J'suis qu'une grosse vache.
29 mai 2009
C'est la chenille qui redémaaaaaareeuuh
Alors voilà, il se trouve que, sans vouloir rompre l'épais mystère autour de ma localisation géographique, j'habite dans une ville de féria. Et, pendant la féria, j'en viens presque à regretter le temps où j'habitais dans une ville de tour Eiffel.
La féria, pour les non-initiés, c'est :
- de jour : la fête du taureau, dans les arènes et l'assiette, mais aussi la fête du pastaga, du sombrero et de l'aïoli (faut aimer, mais c'est la tradition, tu peux pas comprendre).
- de nuit : la fête du pastaga, du pastaga et du pastaga, mais aussi du rhum, du whiskey et des gogues dans la rue (faut aimer, mais c'est la tradition, tu peux pas comprendre).
Bref, en bas de chez moi, toute la nuit, une bonne vingtaine de Patrick Sébastien en puissance ont bruyamment trinqué en se prenant qui pour Dalida, qui pour le phare d'Alexandrie, qui pour le petit bonhomme en mousseuh-mousseuh-mousseuh. Ils ont aussi pissé un peu partout, en sont joyeusement venus aux mains vers 4heures, ont un peu vomi une fois réconciliés et puis s'en sont rentrés chez eux, enfin j'imagine.
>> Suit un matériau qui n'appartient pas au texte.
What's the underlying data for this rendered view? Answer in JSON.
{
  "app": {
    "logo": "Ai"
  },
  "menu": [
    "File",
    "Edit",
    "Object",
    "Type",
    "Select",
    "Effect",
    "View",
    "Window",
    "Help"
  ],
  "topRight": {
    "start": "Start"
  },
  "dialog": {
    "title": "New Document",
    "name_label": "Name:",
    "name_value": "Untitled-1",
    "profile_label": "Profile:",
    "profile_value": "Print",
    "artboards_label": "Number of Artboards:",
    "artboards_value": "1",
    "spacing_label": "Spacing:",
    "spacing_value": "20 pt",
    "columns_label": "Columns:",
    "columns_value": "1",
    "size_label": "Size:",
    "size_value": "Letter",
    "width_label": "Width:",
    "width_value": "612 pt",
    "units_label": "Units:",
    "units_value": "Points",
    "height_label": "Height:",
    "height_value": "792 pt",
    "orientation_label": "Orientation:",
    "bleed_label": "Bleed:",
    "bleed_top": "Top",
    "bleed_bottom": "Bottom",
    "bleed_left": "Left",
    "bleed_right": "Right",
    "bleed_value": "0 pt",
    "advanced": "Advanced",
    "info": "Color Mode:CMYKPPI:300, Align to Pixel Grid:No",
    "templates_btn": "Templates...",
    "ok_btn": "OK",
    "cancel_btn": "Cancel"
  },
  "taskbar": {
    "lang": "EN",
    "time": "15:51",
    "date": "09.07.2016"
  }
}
Je veux pas faire le grincheux, le vieux, le père, ni le vieux père grincheux, mais franchement, c'est pas un peu moyen-âgeux comme façon de sociabiliser ?
(On s'en cogne en plus d'Alexandra à Alexandrie avec ses magnolias là).
Alors j'ai regardé la télé, DimDamDom avec un portrait croisé de Coco Chanel et Saint-Laurent et un excitant reportage sur les ravages de la mini-jupe dans le Paris bien-pensant des sixties. Et comme le petit bonhomme en mousse ne voulait toujours pas se coucher, vers 2h30, j'ai ouvert le double DVD de Godard qui traînait depuis des lustres dans mon meuble Fly. Passion avec Isabelle Huppert et Nouvelle Vague avec Alain DeLoin.
Bon, moi j'aime bien Godard, j'ai un très bon souvenir du module littérature et cinéma à l'occasion duquel je l'avais découvert : Le Mépris, A bout de souffle, Pierrot le ouf.
Mais Nouvelle Vague et Passion, c'est juste...pire que la féria.
A tel point que je me suis endormi. Ca sert aussi à ça, un mauvais Godard.
(tout cela me fait penser à une chanson de l'excellent petit groupe Volo à propos d'une certaine finale de coupe du monde).